—Curateurs! acheva Vernooy.
—Et alors il mit la main sur son cœur, puis la leva en l'air, car il y avait quelque chose du ciel là-dedans, et tout cela si bien, si gentiment, avec tant de grâce ...
—Et tout cela avec des gants pattes de canard? demanda la malicieuse Clara.
—Tout cela avec des gants pattes de canard, répéta la tante avec ce zèle bienveillant qui portait à intéresser sa nièce au jeune Witse par toutes les paroles, tous les renseignements, tous les tableaux possibles; vrai, c'était un plaisir de le voir. Beaucoup de personnes disaient qu'il s'acquittait de sa tâche le mieux de tous. Cela allait aussi sans manquer un mot ...
—Mais qu'arriva-t-il donc avec ces gants? marmotta Vernooy; il me semble pourtant...
—Allons donc, dit Madame craignant que cette, histoire de gants rêvée ne vint encore jeter une ombre sur la séduisante peinture qu'elle venait de faire de Gerrit comme collégien; vous confondez avec autre chose.
—Je sais bien que nous avons ri de ce petit garçon qui, dès qu'il a eu son livre en main, a tourné le dos et oublié tout à fait le gratias.
—Ce sera cela, dit l'excellent mari tout content de pouvoir s'attacher à quelque chose qui couvrît son imprudente réminiscence. Oui, oui, ce petit garçon, je le vois encore.

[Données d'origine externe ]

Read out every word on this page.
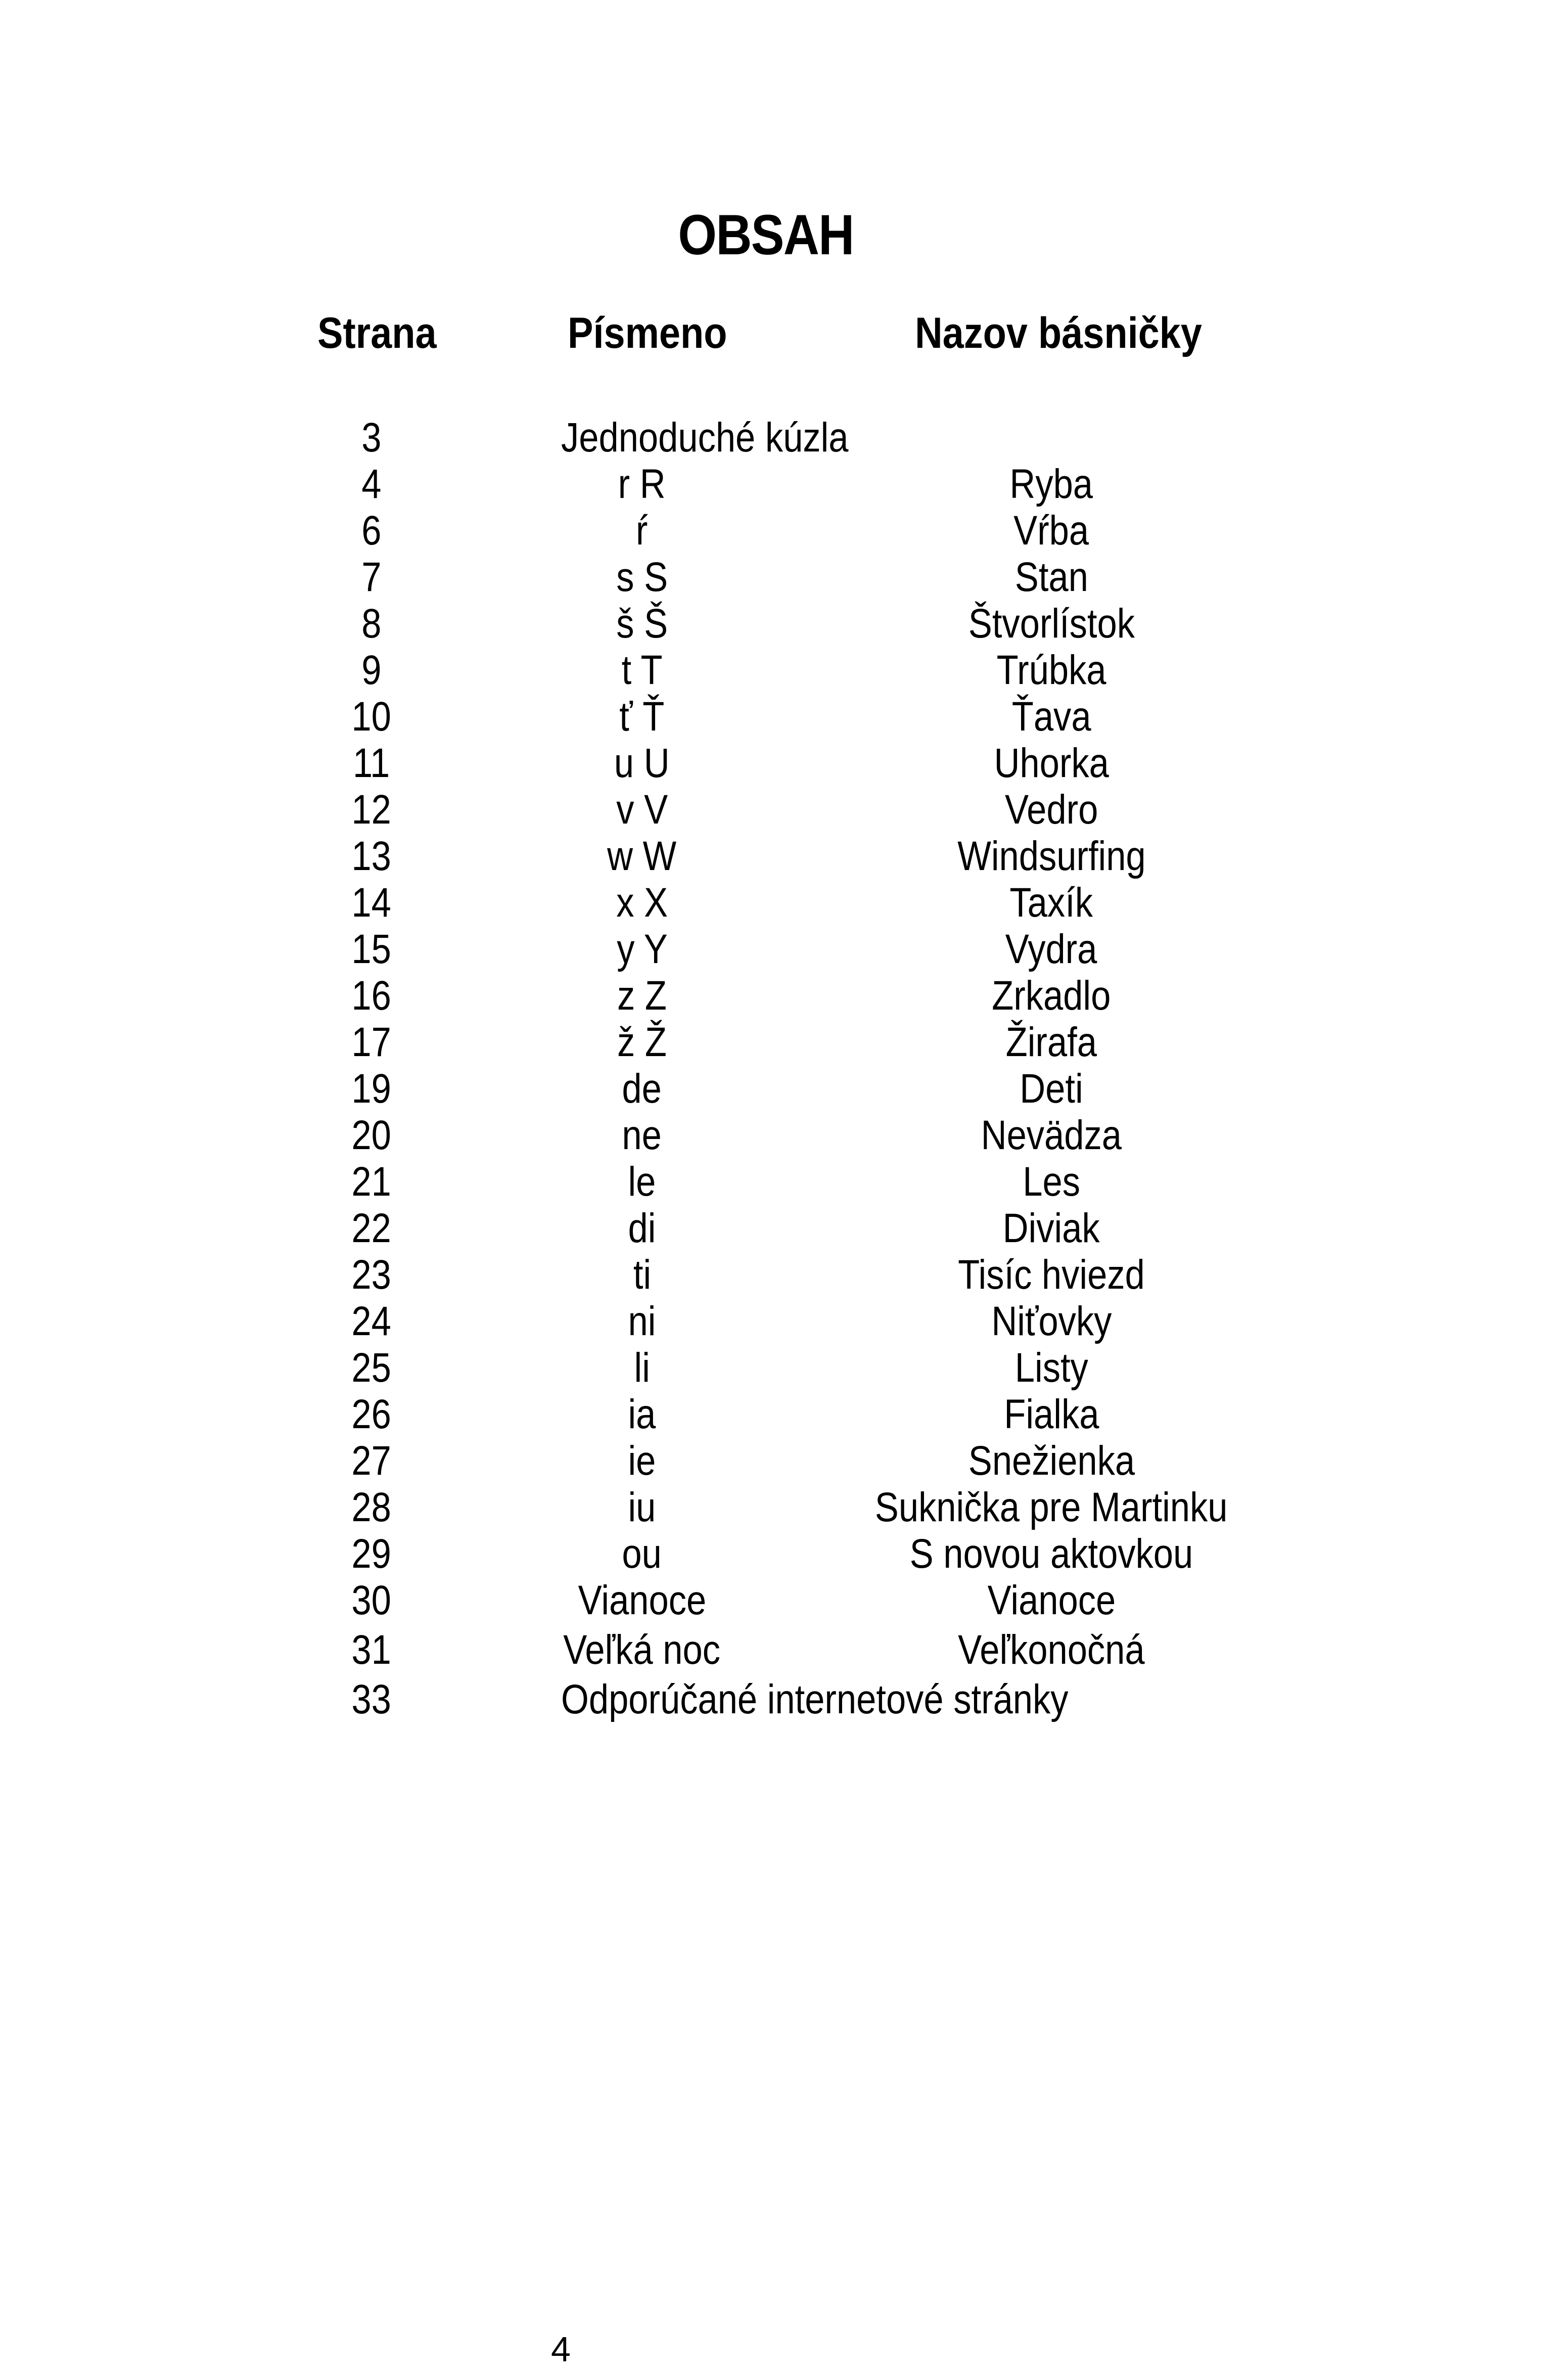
OBSAH
Strana	Písmeno	Nazov básničky
3	Jednoduché kúzla
4	r R	Ryba
6	ŕ	Vŕba
7	s S	Stan
8	š Š	Štvorlístok
9	t T	Trúbka
10	ť Ť	Ťava
11	u U	Uhorka
12	v V	Vedro
13	w W	Windsurfing
14	x X	Taxík
15	y Y	Vydra
16	z Z	Zrkadlo
17	ž Ž	Žirafa
19	de	Deti
20	ne	Nevädza
21	le	Les
22	di	Diviak
23	ti	Tisíc hviezd
24	ni	Niťovky
25	li	Listy
26	ia	Fialka
27	ie	Snežienka
28	iu	Suknička pre Martinku
29	ou	S novou aktovkou
30	Vianoce	Vianoce
31	Veľká noc	Veľkonočná
33	Odporúčané internetové stránky
4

—Mais, dites-moi, ma tante, demanda la jeune fille aussi naïvement qu'elle le put, monsieur Witse n'a pourtant pas remporté de prix maintenant, n'est-ce pas?
—Mais non, mon enfant! à l'université! allons donc! A moins que ce ne soit une médaille, se hâta-t-elle d'ajouter pour tirer parti de cet incident aussi, en avez-vous entendu parler, Vernooy?